Intel (INTC) has been dead money for the past four years as it struggled in the hot semiconductor sector. But in today's market this is a good thing as froth gets squeezed out of over-loved and over-owned stocks.
The company has been out of favor as market-share losses have chipped away at its dominance in PCs and servers. Plus, slow-to-market microprocessors have impacted Intel's product roadmap and competitive position, exposing management miscues.
After years of missteps, there are signs that Intel is at the beginning stage of a recovery. The new CEO, Pat Gelsinger, has laid out a competitive product roadmap over the next few years.
The shares may have a catalyst by mid-year when Intel is scheduled to IPO their Mobileye unit. In 2017, Intel purchased the autonomous driving company for $15 billion, and expects to float a stock offering that values the unit at $50 billion.
Mobileye has signed numerous deals with carmakers, and revenue has tripled under Intel's ownership. The potential value of the unit could sharpen investors' focus on the sum of the parts; granted, Mobileye's valuation may prove lower than Intel expects.
A highly awaited analyst day on Feb. 17 could shift the narrative toward a cohesive turnaround story. This year's Wall Street expectations are low in anticipation of lower profit margins. The derisked numbers -- $3.70 in EPS on flat revenues, down from $5.30 last year -- can be considered a trough earnings year ahead of a resumption of growth in 2023.

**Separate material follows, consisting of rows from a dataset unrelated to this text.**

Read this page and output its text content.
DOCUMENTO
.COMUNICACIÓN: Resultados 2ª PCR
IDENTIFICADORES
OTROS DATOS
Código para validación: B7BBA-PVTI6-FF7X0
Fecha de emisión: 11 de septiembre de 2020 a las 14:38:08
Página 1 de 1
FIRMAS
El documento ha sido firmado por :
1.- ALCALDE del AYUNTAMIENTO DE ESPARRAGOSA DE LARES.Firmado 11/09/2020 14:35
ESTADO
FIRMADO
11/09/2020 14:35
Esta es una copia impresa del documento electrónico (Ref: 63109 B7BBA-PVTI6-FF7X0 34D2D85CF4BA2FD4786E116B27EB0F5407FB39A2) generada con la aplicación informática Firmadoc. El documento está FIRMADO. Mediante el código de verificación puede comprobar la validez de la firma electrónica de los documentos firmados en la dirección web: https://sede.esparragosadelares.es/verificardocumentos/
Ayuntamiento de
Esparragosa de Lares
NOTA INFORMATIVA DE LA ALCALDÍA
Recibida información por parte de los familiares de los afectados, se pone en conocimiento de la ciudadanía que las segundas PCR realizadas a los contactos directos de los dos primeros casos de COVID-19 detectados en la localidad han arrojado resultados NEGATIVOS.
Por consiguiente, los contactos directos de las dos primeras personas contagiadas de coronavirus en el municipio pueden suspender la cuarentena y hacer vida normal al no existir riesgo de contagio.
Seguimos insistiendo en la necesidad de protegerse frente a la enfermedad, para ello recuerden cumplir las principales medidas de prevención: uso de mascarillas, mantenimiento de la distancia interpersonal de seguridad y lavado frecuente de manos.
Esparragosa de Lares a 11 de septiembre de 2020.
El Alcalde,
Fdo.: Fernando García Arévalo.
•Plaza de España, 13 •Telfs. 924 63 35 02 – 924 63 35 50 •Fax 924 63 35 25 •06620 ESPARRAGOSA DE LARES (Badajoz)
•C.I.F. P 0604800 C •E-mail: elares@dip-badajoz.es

The stock trades for slightly under 3x sales and 13x expected EPS with a 2.6% dividend yield. No froth in those numbers.
Cowen's semiconductor analyst has an optimistic take: "Despite the share loss challenges, we believe the company is taking appropriate steps/investment to turn the battleship, reaccelerate technical timelines, and slow share loss." The firm believes if Intel executes, they can reinvigorate its competitiveness in time.
There are many skeptics as well. Keybanc downgraded the shares earlier this year as they saw limited catalysts on the horizon and headwinds in the cloud, especially with the delay of the Sapphire Rapids chip, Intel's next-generation server processor. Yet, the firm noted, "We have been encouraged by the actions taken by INTC management, which involve investing aggressively in R&D and Capex and putting forth an ambitious plan and roadmap that not only brings the company back to parity with AMD, but also regains leadership."
Part of the bear-case scenario entails Apple (AAPL) now producing their own computer chips, replacing Intel's. Although this represents only a small component of Intel's PC business, it's a high profile loss.
Congress is working on passing the CHIPS Act, funded with around $50 billion, to scale up semiconductor manufacturing in the United States. Intel stands to benefit from subsidies and tax breaks to construct chip fabrication plants. A planned announcement in Ohio is expected Friday for two advanced semiconductor fabs worth $20 billion.
Intel's turnaround will take time. The company will have a solid fundamental base to build on as it undergoes a recovery. For now, the near-term picture looks solid for demand and expectations are low. Earlier this week, Citigroup's analyst put a positive catalyst watch on the shares, citing channel checks that indicate a recent surge in enterprise demand and notebook orders.
With its reasonable share price, engineering talent, product breadth, and solid new management, Intel can stage a turnaround that most on Wall Street are not positioned for.
Intel is one to own for the patient value investor.